As regards the provision of finance collateralised by euro-denominated securities, survey respondents reported that, on balance, the maximum amount of funding, the maximum maturity of funding and haircuts had all remained basically unchanged for many types of collateral. The survey also indicated that client demand had increased for most collateralised funding, in some cases owing to the impending year-end. As in the previous survey round, the liquidity and functioning of markets had remained basically unchanged for most types of underlying collateral.
As regards non-centrally cleared OTC derivatives, a small net percentage of survey respondents reported a tightening of non-price terms and conditions for new or renegotiated OTC derivatives master agreements. That tightening was, however, less pronounced than in the two previous survey rounds.
The December 2017 survey also included special questions about market-making activities.
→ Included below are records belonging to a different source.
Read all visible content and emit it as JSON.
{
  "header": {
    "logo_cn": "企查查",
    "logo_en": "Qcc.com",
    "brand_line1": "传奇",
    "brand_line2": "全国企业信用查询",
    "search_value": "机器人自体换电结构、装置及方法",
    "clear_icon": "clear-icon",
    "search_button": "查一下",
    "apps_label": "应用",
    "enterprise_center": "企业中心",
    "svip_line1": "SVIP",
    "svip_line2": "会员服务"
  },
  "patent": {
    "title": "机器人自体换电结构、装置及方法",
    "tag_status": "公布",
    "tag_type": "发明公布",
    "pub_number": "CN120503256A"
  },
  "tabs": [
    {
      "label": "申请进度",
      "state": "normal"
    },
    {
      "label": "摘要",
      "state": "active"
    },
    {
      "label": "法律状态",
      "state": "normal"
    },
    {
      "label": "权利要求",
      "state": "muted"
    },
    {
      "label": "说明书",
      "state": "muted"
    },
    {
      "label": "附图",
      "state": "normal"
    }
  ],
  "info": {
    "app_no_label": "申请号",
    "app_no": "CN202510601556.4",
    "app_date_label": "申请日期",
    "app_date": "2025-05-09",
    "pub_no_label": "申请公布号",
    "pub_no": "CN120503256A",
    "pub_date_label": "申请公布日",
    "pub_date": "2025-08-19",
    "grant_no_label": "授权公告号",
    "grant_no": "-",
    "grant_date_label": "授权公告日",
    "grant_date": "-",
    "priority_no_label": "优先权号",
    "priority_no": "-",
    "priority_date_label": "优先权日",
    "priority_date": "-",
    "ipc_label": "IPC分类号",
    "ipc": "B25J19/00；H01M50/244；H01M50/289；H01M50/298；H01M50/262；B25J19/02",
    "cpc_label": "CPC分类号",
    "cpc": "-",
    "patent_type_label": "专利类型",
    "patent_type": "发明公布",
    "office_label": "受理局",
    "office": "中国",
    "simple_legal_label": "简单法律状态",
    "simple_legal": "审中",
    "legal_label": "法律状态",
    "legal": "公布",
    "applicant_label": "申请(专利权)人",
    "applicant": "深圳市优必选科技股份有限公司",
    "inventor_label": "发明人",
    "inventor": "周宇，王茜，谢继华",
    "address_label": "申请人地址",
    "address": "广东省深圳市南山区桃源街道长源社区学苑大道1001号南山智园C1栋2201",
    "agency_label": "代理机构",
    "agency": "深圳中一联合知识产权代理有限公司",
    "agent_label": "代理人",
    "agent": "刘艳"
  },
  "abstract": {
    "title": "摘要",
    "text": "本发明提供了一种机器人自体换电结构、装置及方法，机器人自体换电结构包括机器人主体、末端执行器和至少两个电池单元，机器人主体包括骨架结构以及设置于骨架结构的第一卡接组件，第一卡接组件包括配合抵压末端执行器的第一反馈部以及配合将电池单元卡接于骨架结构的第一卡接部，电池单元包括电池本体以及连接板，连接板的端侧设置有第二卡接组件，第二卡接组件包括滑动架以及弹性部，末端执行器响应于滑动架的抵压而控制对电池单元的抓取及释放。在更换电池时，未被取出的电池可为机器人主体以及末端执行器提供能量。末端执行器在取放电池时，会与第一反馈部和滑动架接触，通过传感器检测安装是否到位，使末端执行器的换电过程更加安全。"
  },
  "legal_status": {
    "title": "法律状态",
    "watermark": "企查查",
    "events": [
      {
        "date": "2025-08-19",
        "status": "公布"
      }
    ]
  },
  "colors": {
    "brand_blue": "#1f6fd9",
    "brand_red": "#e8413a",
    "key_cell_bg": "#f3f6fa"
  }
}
For most types of debt security, a small net percentage of banks reported that market-making activities had increased over the past year, with corporate bonds recording stronger increases than government bonds. At the same time, more than a fifth of respondents reported a decline in market‑making activities for derivatives. That decline notwithstanding, respondents’ confidence in their ability to act as market-makers for derivatives in times of stress remained relatively strong, and the same was observed for government and covered bonds. However, banks were less confident in their ability to act as market-makers in times of stress for other asset classes covered by the survey.
The SESFOD survey is conducted four times a year and covers changes in credit terms and conditions over the three-month reference periods ending in February, May, August and November. The December 2017 survey collected qualitative information on changes between September and November 2017. The results are based on responses from a panel of 28 large banks, comprising 14 euro area banks and 14 banks with head offices outside the euro area.